The close at the end of June 2019 established new monthly, quarterly and semiannual levels. The semiannual level for the second half of 2019 remains in play.

The quarterly level changes after the end of each quarter so the close on Sept. 30 established the level for the fourth quarter. The close on Sept. 30 also established the monthly level for October as monthly levels change at the end of each month.

My theory is that nine years of volatility between closes are enough to assume that all possible bullish or bearish events for the stock are factored in.

To capture share price volatility investors should buy on weakness to a value level and reduce holdings on strength to a risky level. A pivot is a value level or risky level that was violated within its time horizon. Pivots act as magnets that have a high probability of being tested again before its time horizon expires.

How to use 12x3x3 Weekly Slow Stochastic Readings:

My choice of using 12x3x3 weekly slow stochastic readings was based upon back-testing many methods of reading share-price momentum with the objective of finding the combination that resulted in the fewest false signals. I did this following the stock market crash of 1987, so I have been happy with the results for more than 30 years.

The stochastic reading covers the last 12 weeks of highs, lows and closes for the stock. There is a raw calculation of the differences between the highest high and lowest low versus the closes. These levels are modified to a fast reading and a slow reading and I found that the slow reading worked the best.

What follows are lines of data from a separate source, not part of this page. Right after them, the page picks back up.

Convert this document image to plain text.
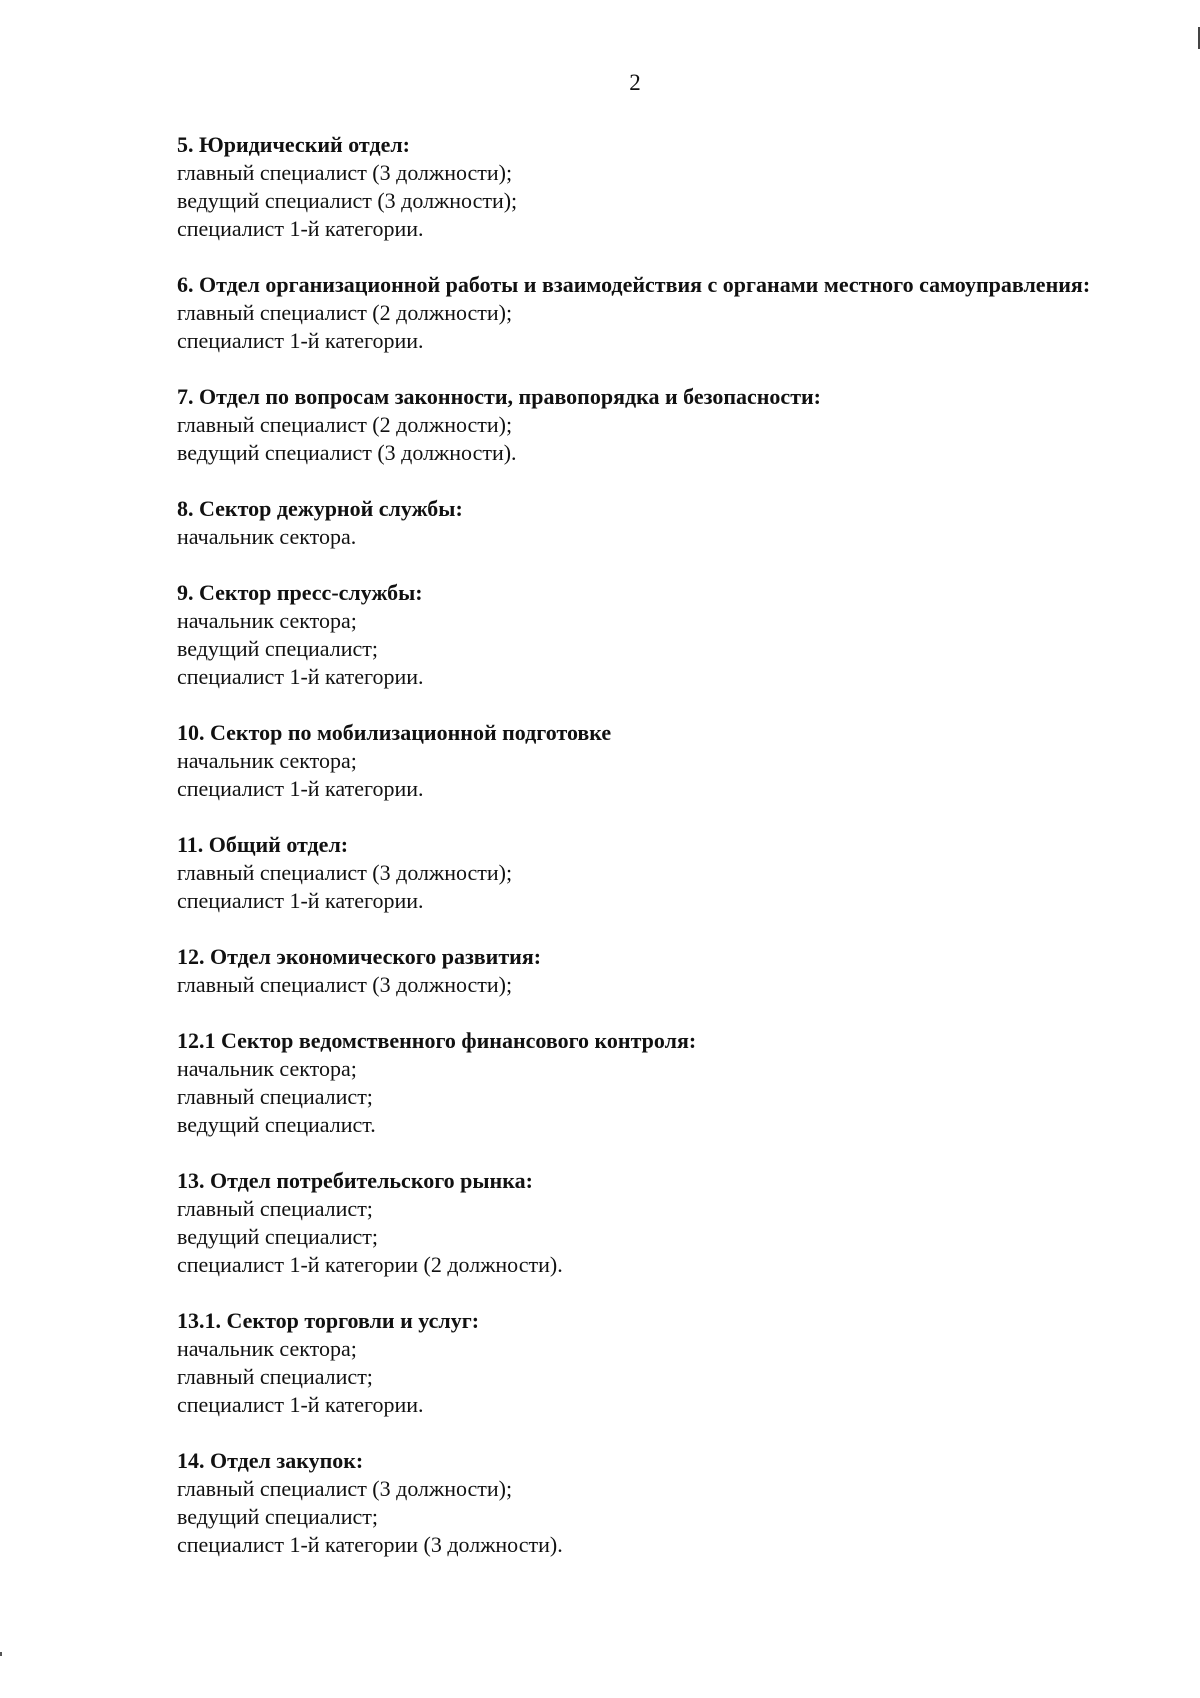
2
5. Юридический отдел:
главный специалист (3 должности);
ведущий специалист (3 должности);
специалист 1-й категории.
6. Отдел организационной работы и взаимодействия с органами местного самоуправления:
главный специалист (2 должности);
специалист 1-й категории.
7. Отдел по вопросам законности, правопорядка и безопасности:
главный специалист (2 должности);
ведущий специалист (3 должности).
8. Сектор дежурной службы:
начальник сектора.
9. Сектор пресс-службы:
начальник сектора;
ведущий специалист;
специалист 1-й категории.
10. Сектор по мобилизационной подготовке
начальник сектора;
специалист 1-й категории.
11. Общий отдел:
главный специалист (3 должности);
специалист 1-й категории.
12. Отдел экономического развития:
главный специалист (3 должности);
12.1 Сектор ведомственного финансового контроля:
начальник сектора;
главный специалист;
ведущий специалист.
13. Отдел потребительского рынка:
главный специалист;
ведущий специалист;
специалист 1-й категории (2 должности).
13.1. Сектор торговли и услуг:
начальник сектора;
главный специалист;
специалист 1-й категории.
14. Отдел закупок:
главный специалист (3 должности);
ведущий специалист;
специалист 1-й категории (3 должности).
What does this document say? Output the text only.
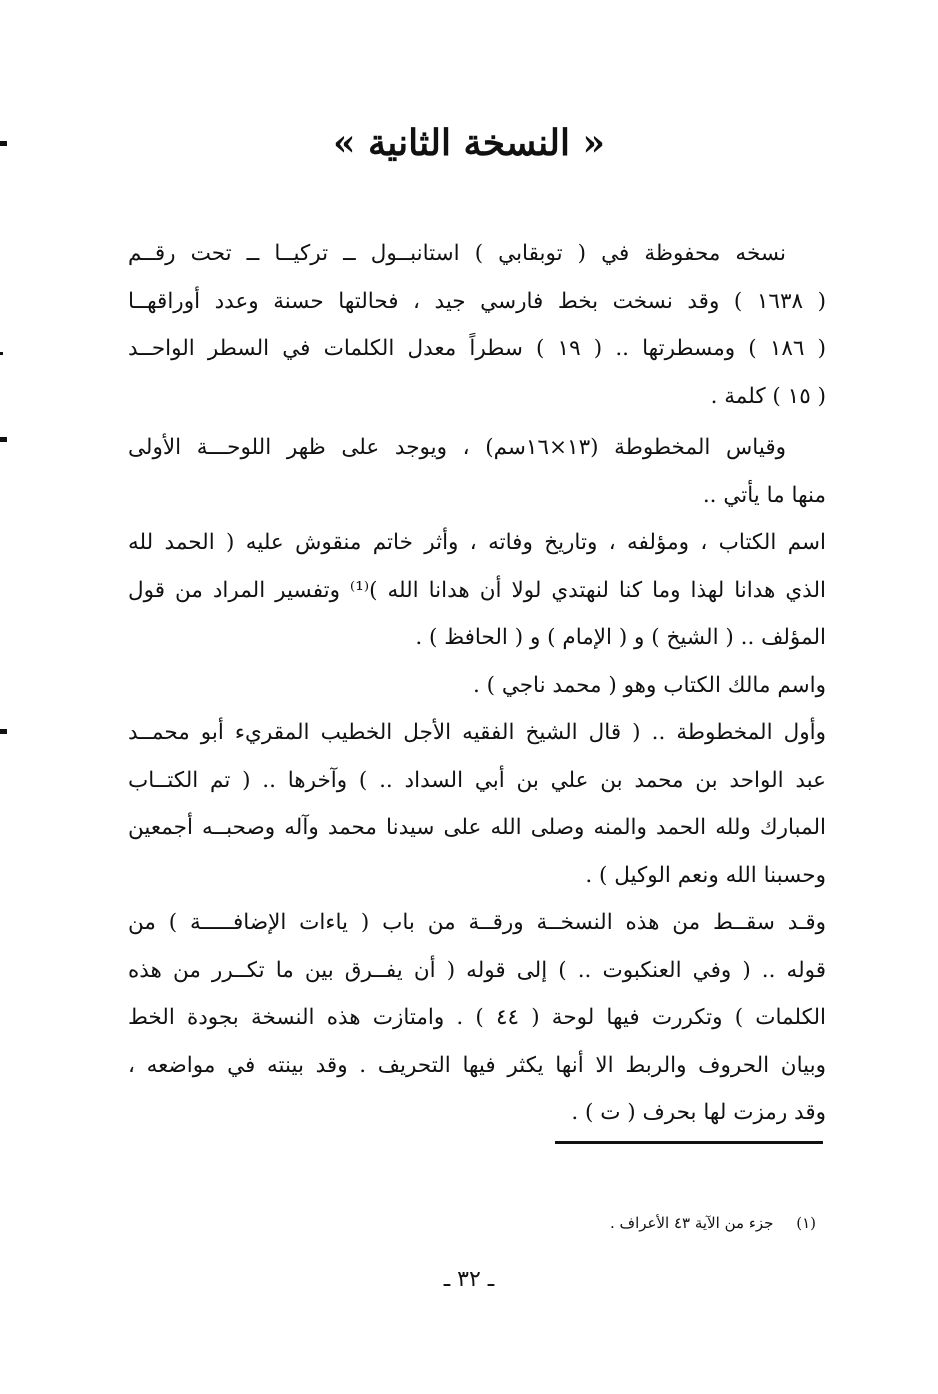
« النسخة الثانية »
نسخه محفوظة في ( توبقابي ) استانبــول ــ تركيــا ــ تحت رقــم
( ١٦٣٨ ) وقد نسخت بخط فارسي جيد ، فحالتها حسنة وعدد أوراقهــا
( ١٨٦ ) ومسطرتها .. ( ١٩ ) سطراً معدل الكلمات في السطر الواحــد
( ١٥ ) كلمة .
وقياس المخطوطة (١٣×١٦سم) ، ويوجد على ظهر اللوحـــة الأولى
منها ما يأتي ..
اسم الكتاب ، ومؤلفه ، وتاريخ وفاته ، وأثر خاتم منقوش عليه ( الحمد لله
الذي هدانا لهذا وما كنا لنهتدي لولا أن هدانا الله )⁽¹⁾ وتفسير المراد من قول
المؤلف .. ( الشيخ ) و ( الإمام ) و ( الحافظ ) .
واسم مالك الكتاب وهو ( محمد ناجي ) .
وأول المخطوطة .. ( قال الشيخ الفقيه الأجل الخطيب المقريء أبو محمــد
عبد الواحد بن محمد بن علي بن أبي السداد .. ) وآخرها .. ( تم الكتــاب
المبارك ولله الحمد والمنه وصلى الله على سيدنا محمد وآله وصحبــه أجمعين
وحسبنا الله ونعم الوكيل ) .
وقـد سقــط من هذه النسخــة ورقــة من باب ( ياءات الإضافـــــة ) من
قوله .. ( وفي العنكبوت .. ) إلى قوله ( أن يفــرق بين ما تكــرر من هذه
الكلمات ) وتكررت فيها لوحة ( ٤٤ ) . وامتازت هذه النسخة بجودة الخط
وبيان الحروف والربط الا أنها يكثر فيها التحريف . وقد بينته في مواضعه ،
وقد رمزت لها بحرف ( ت ) .
(١) جزء من الآية ٤٣ الأعراف .
ـ ٣٢ ـ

The stochastic reading scales between 00.00 and 100.00 with readings above 80.00 considered overbought and readings below 20.00 considered oversold. Recently I noted that stocks tend to peak and decline 10% to 20% and more shortly after a reading rises above 90.00, so I call that an "inflating parabolic bubble" as a bubble always pops. I also call a reading below 10.00 as being "too cheap to ignore."

Disclosure: The author has no positions in any stocks mentioned and no plans to initiate any positions within the next 72 hours.